Just a day after delaying the launch of its Falcon 9 rocket, SpaceX scrubbed the second attempt to launch the SES-9 communications early this morning, reporting a last minute fuelling issue.
The original launch date Thursday was postponed due to rough upper level winds, and was rescheduled to 5:17 am (IST). The second launch, however, hit a snag with just a minute and 40 seconds left on the countdown clock, apparently due to a problem encountered filling the rocket with liquid oxygen. It’s not yet clear when the third launch attempt might be, though SpaceX has indicated the earliest possible date would be Saturday.
Countdown held for the day. Teams are reviewing the data and next available launch date.
— SpaceX (@SpaceX) February 26, 2016
This is the second SES mission for SpaceX, following their successful launch of the SES-8 satellite in December, and their eighth satellite launch overall. But what makes this launch special is that SpaceX will once again try to recover the first stage booster from the rocket, this time using a drone operated landing ship. Yes. SpaceX is trying to remotely land a rocket on a remote controlled carrier ship. most of us couldn’t keep our RC cars from hitting the walls.

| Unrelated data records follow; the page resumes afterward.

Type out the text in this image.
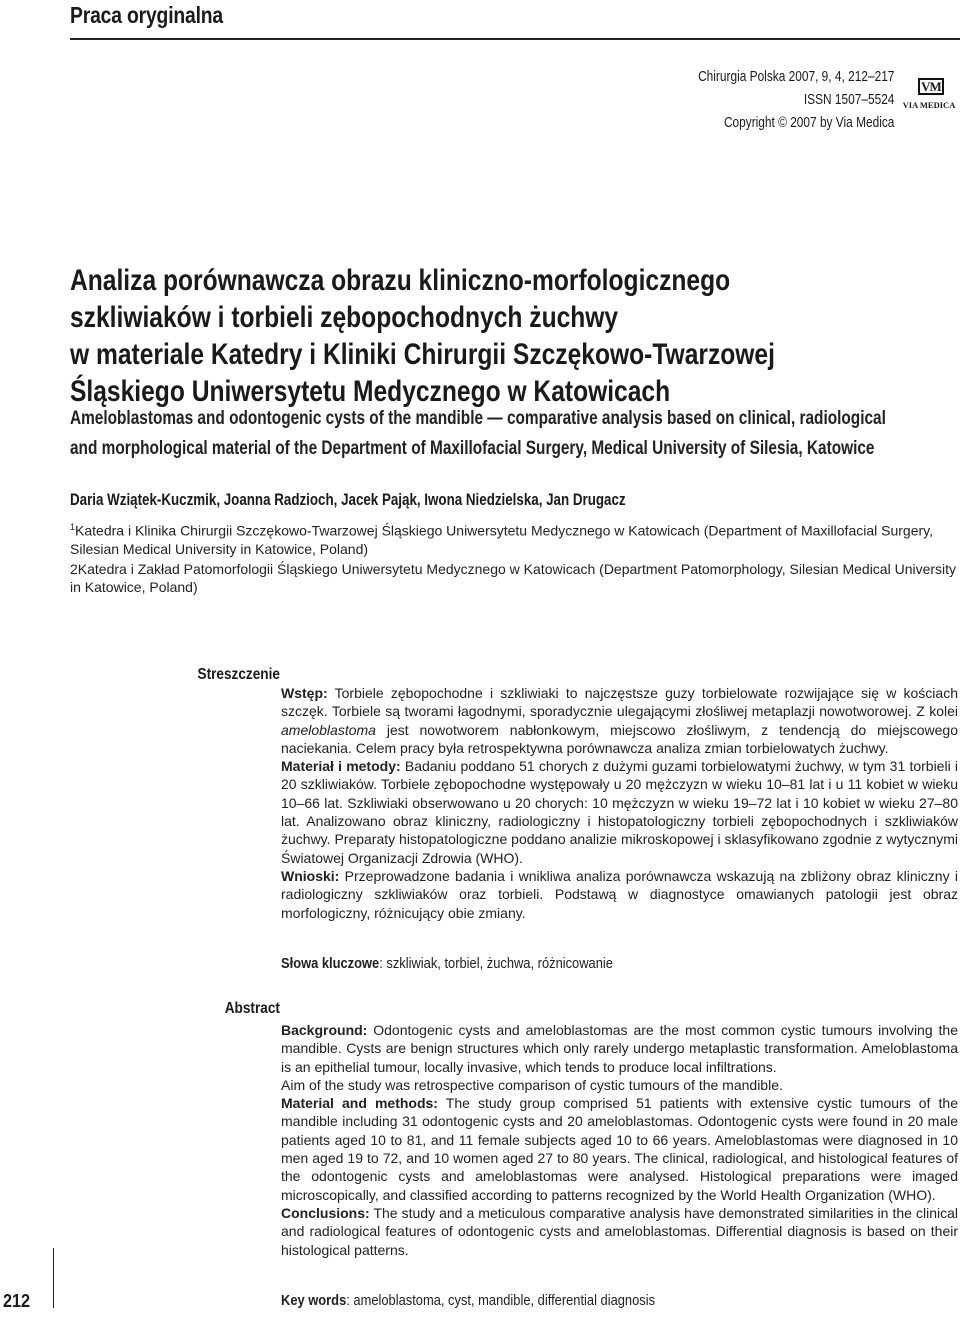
Praca oryginalna
Chirurgia Polska 2007, 9, 4, 212–217
ISSN 1507–5524
Copyright © 2007 by Via Medica
VM
VIA MEDICA
Analiza porównawcza obrazu kliniczno-morfologicznego
szkliwiaków i torbieli zębopochodnych żuchwy
w materiale Katedry i Kliniki Chirurgii Szczękowo-Twarzowej
Śląskiego Uniwersytetu Medycznego w Katowicach
Ameloblastomas and odontogenic cysts of the mandible — comparative analysis based on clinical, radiological
and morphological material of the Department of Maxillofacial Surgery, Medical University of Silesia, Katowice
Daria Wziątek-Kuczmik, Joanna Radzioch, Jacek Pająk, Iwona Niedzielska, Jan Drugacz

$^1$Katedra i Klinika Chirurgii Szczękowo-Twarzowej Śląskiego Uniwersytetu Medycznego w Katowicach (Department of Maxillofacial Surgery, Silesian Medical University in Katowice, Poland)

2Katedra i Zakład Patomorfologii Śląskiego Uniwersytetu Medycznego w Katowicach (Department Patomorphology, Silesian Medical University in Katowice, Poland)

Streszczenie

Wstęp: Torbiele zębopochodne i szkliwiaki to najczęstsze guzy torbielowate rozwijające się w kościach szczęk. Torbiele są tworami łagodnymi, sporadycznie ulegającymi złośliwej metaplazji nowotworowej. Z kolei ameloblastoma jest nowotworem nabłonkowym, miejscowo złośliwym, z tendencją do miejscowego naciekania. Celem pracy była retrospektywna porównawcza analiza zmian torbielowatych żuchwy.

Materiał i metody: Badaniu poddano 51 chorych z dużymi guzami torbielowatymi żuchwy, w tym 31 torbieli i 20 szkliwiaków. Torbiele zębopochodne występowały u 20 mężczyzn w wieku 10–81 lat i u 11 kobiet w wieku 10–66 lat. Szkliwiaki obserwowano u 20 chorych: 10 mężczyzn w wieku 19–72 lat i 10 kobiet w wieku 27–80 lat. Analizowano obraz kliniczny, radiologiczny i histopatologiczny torbieli zębopochodnych i szkliwiaków żuchwy. Preparaty histopatologiczne poddano analizie mikroskopowej i sklasyfikowano zgodnie z wytycznymi Światowej Organizacji Zdrowia (WHO).

Wnioski: Przeprowadzone badania i wnikliwa analiza porównawcza wskazują na zbliżony obraz kliniczny i radiologiczny szkliwiaków oraz torbieli. Podstawą w diagnostyce omawianych patologii jest obraz morfologiczny, różnicujący obie zmiany.

Słowa kluczowe: szkliwiak, torbiel, żuchwa, różnicowanie
Abstract

Background: Odontogenic cysts and ameloblastomas are the most common cystic tumours involving the mandible. Cysts are benign structures which only rarely undergo metaplastic transformation. Ameloblastoma is an epithelial tumour, locally invasive, which tends to produce local infiltrations.

Aim of the study was retrospective comparison of cystic tumours of the mandible.

Material and methods: The study group comprised 51 patients with extensive cystic tumours of the mandible including 31 odontogenic cysts and 20 ameloblastomas. Odontogenic cysts were found in 20 male patients aged 10 to 81, and 11 female subjects aged 10 to 66 years. Ameloblastomas were diagnosed in 10 men aged 19 to 72, and 10 women aged 27 to 80 years. The clinical, radiological, and histological features of the odontogenic cysts and ameloblastomas were analysed. Histological preparations were imaged microscopically, and classified according to patterns recognized by the World Health Organization (WHO).

Conclusions: The study and a meticulous comparative analysis have demonstrated similarities in the clinical and radiological features of odontogenic cysts and ameloblastomas. Differential diagnosis is based on their histological patterns.

Key words: ameloblastoma, cyst, mandible, differential diagnosis
212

Of course, SpaceX admits that they can, and likely will, fail. The recovery itself is daunting, given that the satellite’s designated orbit is 35,000km above the Earth’s surface, meaning the rocket will be larger and more powerful. In addition, the SES-9 weighs in at 5,300kg, the heaviest SpaceX payload so far. But though their first few sea landing attempts have failed, their last one in January came close. It touched down on the platform, but one of the landing legs failed, causing a hilarious tumble, and a more serious fireball.
Falcon lands on droneship, but the lockout collet doesn’t latch on one the four legs, causing it to tip over post landing. Root cause may have been ice buildup due to condensation from heavy fog at liftoff.
A video posted by Elon Musk (@elonmusk) on Jan 17, 2016 at 7:07pm PST
If SpaceX manages to nail this launch and landing, it marks a new era for spaceflight, with the ability for cheaper, reusable rockets that provide mission control the flexibility to recover the rocket stages wherever they can reach, as opposed to plotting a trajectory to land.